In the March 2019 issue of Nonprofit Business Advisor, George Constantine was quoted on how some organizations that struggle to obtain and maintain their 501(c)(3) certification are looking for different types of arrangements that offer some of the same benefits without as much red tape, including fiscal sponsorships.
According to Constantine, there are plenty of examples where a nonprofit might agree to fiscally sponsor an organization that does not hold a 501(c)(3) certification. "Most often, a charity is approached by a group with an idea for a project and wants to raise funds for it, but they need to be tax-deductible," he said. Sometimes, the arrangement is intentionally short-term—essentially, the goal is to allow the new group to accept donations and move ahead with the project while its 501(c)(3) application is in process, he said.

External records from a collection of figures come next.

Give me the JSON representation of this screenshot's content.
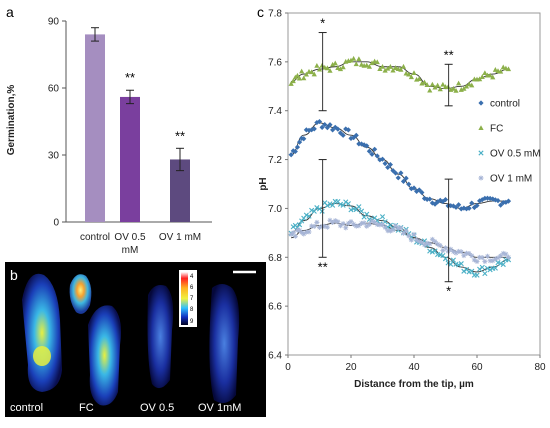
{
  "panel_labels": {
    "a": "a",
    "b": "b",
    "c": "c"
  },
  "chart_data": [
    {
      "type": "bar",
      "ylabel": "Germination,%",
      "ylim": [
        0,
        90
      ],
      "yticks": [
        "0",
        "30",
        "60",
        "90"
      ],
      "categories": [
        "control",
        "OV 0.5 mM",
        "OV 1 mM"
      ],
      "values": [
        84,
        56,
        28
      ],
      "errors": [
        3,
        3,
        5
      ],
      "significance": [
        "",
        "**",
        "**"
      ],
      "colors": [
        "#a58ec0",
        "#7a3f9e",
        "#5d4a7f"
      ]
    },
    {
      "type": "scatter",
      "xlabel": "Distance from the tip, µm",
      "ylabel": "pH",
      "xlim": [
        0,
        80
      ],
      "ylim": [
        6.4,
        7.8
      ],
      "xticks": [
        "0",
        "20",
        "40",
        "60",
        "80"
      ],
      "yticks": [
        "6.4",
        "6.6",
        "6.8",
        "7.0",
        "7.2",
        "7.4",
        "7.6",
        "7.8"
      ],
      "legend_position": "right",
      "series": [
        {
          "name": "control",
          "color": "#3a6fae",
          "marker": "diamond",
          "x": [
            1,
            5,
            10,
            15,
            20,
            25,
            30,
            35,
            40,
            45,
            50,
            55,
            60,
            65,
            70
          ],
          "y": [
            7.22,
            7.3,
            7.35,
            7.33,
            7.3,
            7.25,
            7.2,
            7.14,
            7.08,
            7.04,
            7.02,
            7.0,
            7.02,
            7.03,
            7.03
          ]
        },
        {
          "name": "FC",
          "color": "#8cb04a",
          "marker": "triangle",
          "x": [
            1,
            5,
            10,
            15,
            20,
            25,
            30,
            35,
            40,
            45,
            50,
            55,
            60,
            65,
            70
          ],
          "y": [
            7.52,
            7.55,
            7.57,
            7.58,
            7.6,
            7.6,
            7.58,
            7.58,
            7.55,
            7.5,
            7.49,
            7.5,
            7.53,
            7.55,
            7.57
          ]
        },
        {
          "name": "OV 0.5 mM",
          "color": "#4bb0c6",
          "marker": "x",
          "x": [
            1,
            5,
            10,
            15,
            20,
            25,
            30,
            35,
            40,
            45,
            50,
            55,
            60,
            65,
            70
          ],
          "y": [
            6.9,
            6.95,
            7.0,
            7.02,
            7.01,
            6.97,
            6.95,
            6.92,
            6.88,
            6.84,
            6.8,
            6.76,
            6.74,
            6.76,
            6.79
          ]
        },
        {
          "name": "OV 1 mM",
          "color": "#a7b5d6",
          "marker": "star",
          "x": [
            1,
            5,
            10,
            15,
            20,
            25,
            30,
            35,
            40,
            45,
            50,
            55,
            60,
            65,
            70
          ],
          "y": [
            6.88,
            6.91,
            6.93,
            6.94,
            6.93,
            6.94,
            6.93,
            6.91,
            6.88,
            6.86,
            6.84,
            6.82,
            6.8,
            6.8,
            6.8
          ]
        }
      ],
      "errorbars": [
        {
          "x": 11,
          "low": 7.4,
          "high": 7.72,
          "label": "*"
        },
        {
          "x": 11,
          "low": 6.8,
          "high": 7.2,
          "label": "**"
        },
        {
          "x": 51,
          "low": 7.42,
          "high": 7.59,
          "label": "**"
        },
        {
          "x": 51,
          "low": 6.7,
          "high": 7.12,
          "label": "*"
        }
      ]
    }
  ],
  "image_panel": {
    "labels": [
      "control",
      "FC",
      "OV 0.5",
      "OV 1mM"
    ],
    "colorbar_ticks": [
      "4",
      "6",
      "7",
      "8",
      "9"
    ]
  }
}
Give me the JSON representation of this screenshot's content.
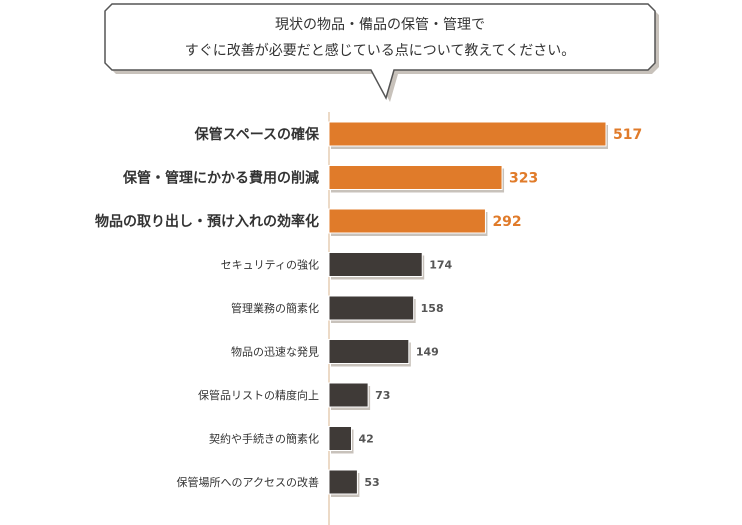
{
  "question": {
    "line1": "現状の物品・備品の保管・管理で",
    "line2": "すぐに改善が必要だと感じている点について教えてください。"
  },
  "colors": {
    "highlight": "#e07b2a",
    "normal": "#3f3a37",
    "axis": "#d9b48f",
    "bubble_border": "#555555",
    "bubble_shadow": "#c8c2bb"
  },
  "chart_data": {
    "type": "bar",
    "orientation": "horizontal",
    "title": "",
    "xlabel": "",
    "ylabel": "",
    "xlim": [
      0,
      545
    ],
    "grid": false,
    "legend": "none",
    "categories": [
      "保管スペースの確保",
      "保管・管理にかかる費用の削減",
      "物品の取り出し・預け入れの効率化",
      "セキュリティの強化",
      "管理業務の簡素化",
      "物品の迅速な発見",
      "保管品リストの精度向上",
      "契約や手続きの簡素化",
      "保管場所へのアクセスの改善"
    ],
    "values": [
      517,
      323,
      292,
      174,
      158,
      149,
      73,
      42,
      53
    ],
    "highlighted": [
      true,
      true,
      true,
      false,
      false,
      false,
      false,
      false,
      false
    ]
  }
}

The benefits for the sponsoring organization, Constantine said, are not as cut and dried, and should be carefully considered and understood before the arrangement is agreed to.
"The 501(c)(3) should do a complete analysis to see how the new program would align with its own programs and how it would advance its mission," he said.
Under these arrangements, a certain percentage of the funds coming in for the sponsored group or program usually are earmarked for the sponsoring nonprofit, he said. But that shouldn't really come into play when looking at whether to enter into the arrangement.
"The question shouldn't be 'How much money can we get from this?' but 'How does it fit with our mission?'" Constantine said.